Yay, the issue at hand seemed fixed. But just writing a post about that would've been boring, huh?
Well, and then I dared to test the same on Debian…
Turns out, our installer was using the wrong path to the Apache configuration and the wrong username Apache runs under while trying to setup Kerberos, so it could not have ever worked. Luckily Ewoud and I were able to fix that too. And yet the installer was still unable to fetch the keytab from my FreeIPA server 😿
Let's dig deeper! To fetch the keytab, the installer does roughly this:
# kinit -k # ipa-getkeytab -k http.keytab -p HTTP/foreman.example.com
And if one executes that by hand to see the a actual error, you see:
# kinit -k kinit: Cannot determine realm for host (principal host/foreman@)
Well, yeah, the principal looks kinda weird (no realm) and the interwebs say for "kinit: Cannot determine realm for host":
- Kerberos cannot determine the realm name for the host. (Well, duh, that's what it said?!)
- Make sure that there is a default realm name, or that the domain name mappings are set up in the Kerberos configuration file (krb5.conf)
And guess what, all of these are perfectly set by ipa-client-install
when joining the realm…
But there must be something, right? Looking at the principal in the error, it's missing both the domain of the host and the realm.
I was pretty sure that my DNS and config was right, but what about gethostname(2)
?
# hostname foreman
Bingo! Let's see what happens if we force that to be an FQDN?
# hostname foreman.example.com # kinit -k
NO ERRORS! NICE!
We're doing science here, right? And I still have the CentOS 8 box I had for the previous round of tests. What happens if we set that to have a shortname? Nothing. It keeps working fine. And what about CentOS 7? VMs are cheap. Well, that breaks like on Debian, if we force the hostname to be short. Interesting.
Is it a version difference between the systems?
- Debian 10 has krb5 1.17-3+deb10u1
- CentOS 7 has krb5 1.15.1-50.el7
- CentOS 8 has krb5 1.18.2-8.el8
So, something changed in 1.18?
Looking at the krb5 1.18 changelog the following entry jumps at one: Expand single-component hostnames in host-based principal names when DNS canonicalization is not used, adding the system's first DNS search path as a suffix.

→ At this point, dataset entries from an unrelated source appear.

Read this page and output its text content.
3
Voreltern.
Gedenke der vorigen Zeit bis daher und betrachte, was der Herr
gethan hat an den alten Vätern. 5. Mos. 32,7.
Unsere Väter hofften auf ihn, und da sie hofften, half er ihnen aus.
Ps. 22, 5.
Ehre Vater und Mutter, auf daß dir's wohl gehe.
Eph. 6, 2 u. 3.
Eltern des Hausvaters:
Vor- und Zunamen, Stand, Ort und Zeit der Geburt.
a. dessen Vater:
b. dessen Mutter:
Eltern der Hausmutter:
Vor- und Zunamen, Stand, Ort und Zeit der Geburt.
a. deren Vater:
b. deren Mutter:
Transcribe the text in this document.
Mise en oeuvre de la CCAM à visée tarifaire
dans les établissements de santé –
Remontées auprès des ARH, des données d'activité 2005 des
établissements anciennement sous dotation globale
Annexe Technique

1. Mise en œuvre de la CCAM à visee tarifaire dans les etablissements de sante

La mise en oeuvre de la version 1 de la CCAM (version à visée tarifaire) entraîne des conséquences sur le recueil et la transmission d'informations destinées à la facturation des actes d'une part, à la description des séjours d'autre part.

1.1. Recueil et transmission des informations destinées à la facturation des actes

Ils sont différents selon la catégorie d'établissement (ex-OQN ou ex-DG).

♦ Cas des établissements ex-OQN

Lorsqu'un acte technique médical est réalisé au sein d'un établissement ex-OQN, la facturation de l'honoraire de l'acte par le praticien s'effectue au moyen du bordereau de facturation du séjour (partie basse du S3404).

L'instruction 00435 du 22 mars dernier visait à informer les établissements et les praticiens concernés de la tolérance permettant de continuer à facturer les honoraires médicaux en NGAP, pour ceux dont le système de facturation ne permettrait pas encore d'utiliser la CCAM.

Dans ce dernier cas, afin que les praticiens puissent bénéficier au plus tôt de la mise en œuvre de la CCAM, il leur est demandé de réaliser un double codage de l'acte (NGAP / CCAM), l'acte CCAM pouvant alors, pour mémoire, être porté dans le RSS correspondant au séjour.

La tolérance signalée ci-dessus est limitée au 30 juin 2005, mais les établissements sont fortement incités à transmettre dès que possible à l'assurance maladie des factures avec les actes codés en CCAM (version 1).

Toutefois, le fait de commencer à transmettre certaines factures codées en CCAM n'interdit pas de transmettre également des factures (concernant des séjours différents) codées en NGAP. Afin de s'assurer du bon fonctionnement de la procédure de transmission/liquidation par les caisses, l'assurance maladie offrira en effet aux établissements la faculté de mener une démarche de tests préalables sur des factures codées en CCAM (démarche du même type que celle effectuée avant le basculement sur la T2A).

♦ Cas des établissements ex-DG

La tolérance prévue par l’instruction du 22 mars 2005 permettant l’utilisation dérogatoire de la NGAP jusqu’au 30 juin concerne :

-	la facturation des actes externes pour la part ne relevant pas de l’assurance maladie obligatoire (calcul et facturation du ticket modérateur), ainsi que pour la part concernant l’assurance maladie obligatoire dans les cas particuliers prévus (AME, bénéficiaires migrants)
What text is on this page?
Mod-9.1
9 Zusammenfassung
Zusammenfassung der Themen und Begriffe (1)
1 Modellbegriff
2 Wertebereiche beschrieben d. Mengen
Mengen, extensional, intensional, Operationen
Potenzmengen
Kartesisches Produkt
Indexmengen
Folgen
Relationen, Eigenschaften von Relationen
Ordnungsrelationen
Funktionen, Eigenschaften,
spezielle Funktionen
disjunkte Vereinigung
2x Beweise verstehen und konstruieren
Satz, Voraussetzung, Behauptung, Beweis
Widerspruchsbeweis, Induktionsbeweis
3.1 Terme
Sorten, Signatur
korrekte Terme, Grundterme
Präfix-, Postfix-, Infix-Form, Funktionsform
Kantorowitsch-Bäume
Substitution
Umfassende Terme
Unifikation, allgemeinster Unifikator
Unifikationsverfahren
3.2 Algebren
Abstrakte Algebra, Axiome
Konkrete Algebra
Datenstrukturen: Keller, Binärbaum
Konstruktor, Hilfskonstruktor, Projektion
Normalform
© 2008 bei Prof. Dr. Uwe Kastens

Given Debian 11 has krb5 1.18.3-5 (well, testing has, so lets pretend bullseye will too), we can retry the experiment there, and it shows that it works with both, short and full hostname.
So yeah, it seems krb5 "does the right thing" since 1.18, and before that gethostname(2)
must return an FQDN.
I've documented that for our users and can now sleep a bit better. At least, it wasn't DNS, right?!
Btw, freeipa
won't be in bulsseye, which makes me a bit sad, as that means that Foreman won't be able to automatically join FreeIPA realms if deployed on Debian 11.